2011年1月27日星期四

And of course you need to move your summoned

And of course you need to move your summoned creatures across the map to get to the enemy creatures and Planeswalker.Another important element of the game is that your Planeswalker can gain experience, level up and unlock talents. These buffs can completely change the way you play the game, Tuttle points out.I was most intrigued, though, by the process the studio went through to convert the sometimes iconic replica A Lange & Sohne 403.032 Men's Watch creatures found in the flat world of the card game into moving 3D animations.Tuttle said there was a lot of back and forth with Wizards of the Coast, the company behind Magic: The Gathering, about the animation.”We had a couple of rules,” he said. “If we use something from Magic the Gathering it had to feel right.

(The spell) Hymn to Tourach had to so something roughly the same in the game that it does in the card game.”But to make the Tactics game work there also had to be some changes.For instance, in the card game a creature that is “unblockable” can attack straight through a defensive army and injure the Planeswalker.

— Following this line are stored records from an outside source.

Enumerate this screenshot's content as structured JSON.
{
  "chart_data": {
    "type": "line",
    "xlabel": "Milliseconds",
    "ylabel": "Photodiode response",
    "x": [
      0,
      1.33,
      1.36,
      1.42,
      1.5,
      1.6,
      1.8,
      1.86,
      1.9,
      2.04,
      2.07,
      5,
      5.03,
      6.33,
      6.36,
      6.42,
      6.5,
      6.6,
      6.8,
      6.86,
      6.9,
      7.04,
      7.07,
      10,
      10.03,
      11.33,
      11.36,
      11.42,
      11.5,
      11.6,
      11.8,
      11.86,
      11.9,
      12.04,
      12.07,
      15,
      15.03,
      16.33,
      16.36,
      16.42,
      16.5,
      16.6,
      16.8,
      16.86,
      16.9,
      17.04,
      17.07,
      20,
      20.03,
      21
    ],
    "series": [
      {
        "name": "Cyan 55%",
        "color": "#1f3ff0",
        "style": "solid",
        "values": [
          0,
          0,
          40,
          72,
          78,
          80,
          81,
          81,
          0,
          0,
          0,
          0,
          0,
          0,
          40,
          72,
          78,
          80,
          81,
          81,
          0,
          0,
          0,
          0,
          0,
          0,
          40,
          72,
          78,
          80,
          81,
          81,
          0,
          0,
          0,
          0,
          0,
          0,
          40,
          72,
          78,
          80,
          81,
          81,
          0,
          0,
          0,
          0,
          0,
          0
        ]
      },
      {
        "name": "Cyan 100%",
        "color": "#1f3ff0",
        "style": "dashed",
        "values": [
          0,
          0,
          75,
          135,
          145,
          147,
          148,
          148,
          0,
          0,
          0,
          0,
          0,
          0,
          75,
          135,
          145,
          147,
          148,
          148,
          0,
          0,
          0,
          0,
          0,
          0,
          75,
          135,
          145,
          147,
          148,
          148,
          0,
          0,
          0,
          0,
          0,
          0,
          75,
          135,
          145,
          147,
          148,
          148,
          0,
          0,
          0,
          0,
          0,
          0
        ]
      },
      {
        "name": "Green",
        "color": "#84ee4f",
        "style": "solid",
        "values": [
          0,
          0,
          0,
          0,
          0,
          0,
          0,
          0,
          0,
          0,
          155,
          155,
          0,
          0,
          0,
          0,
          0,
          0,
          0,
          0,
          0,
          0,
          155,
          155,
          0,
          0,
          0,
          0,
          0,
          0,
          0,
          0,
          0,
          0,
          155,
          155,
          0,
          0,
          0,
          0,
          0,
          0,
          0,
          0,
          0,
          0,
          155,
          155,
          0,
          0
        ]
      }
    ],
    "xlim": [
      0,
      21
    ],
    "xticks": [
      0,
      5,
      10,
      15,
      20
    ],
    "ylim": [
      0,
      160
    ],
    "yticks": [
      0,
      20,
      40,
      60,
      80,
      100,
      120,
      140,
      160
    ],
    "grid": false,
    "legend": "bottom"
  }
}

In Tactics, where replica A Lange & Sohne 401.026 Men's Watch placement and the map plays a much more important role, unblockable means that the creature can move straight through any terrain or obstruction.The team also had to deal with the issue of defining how a flat illustration would look in motion and in 3D. Typically that wasn't an issue, but the studio ran into a few issues.

The game's iconic Lord of the Pit, for instance, started out looking much like the original card illustration. On the card, a giant red, winged demon bursts forth from a blossom of red-tinged light, a flame jutting from the top of his head, eyes and mouth. After close examination, the team decided that the illustration depicted the creature with nothing below the ribs, in fact you can see what appears to be jutting ribs and a bit of exposed replica A Lange & Sohne 401.031 Men's Watch spinal cord. So the team created this monstrosity, a giant demon that floats above a dangling bit of entrails and spinal cord. But when Wizards of the Coast saw it, there first question was, “Where's the skirt of crow feathers?”Tuttle went back to the illustrations, the source material, the cards, no skirt, no crow feathers.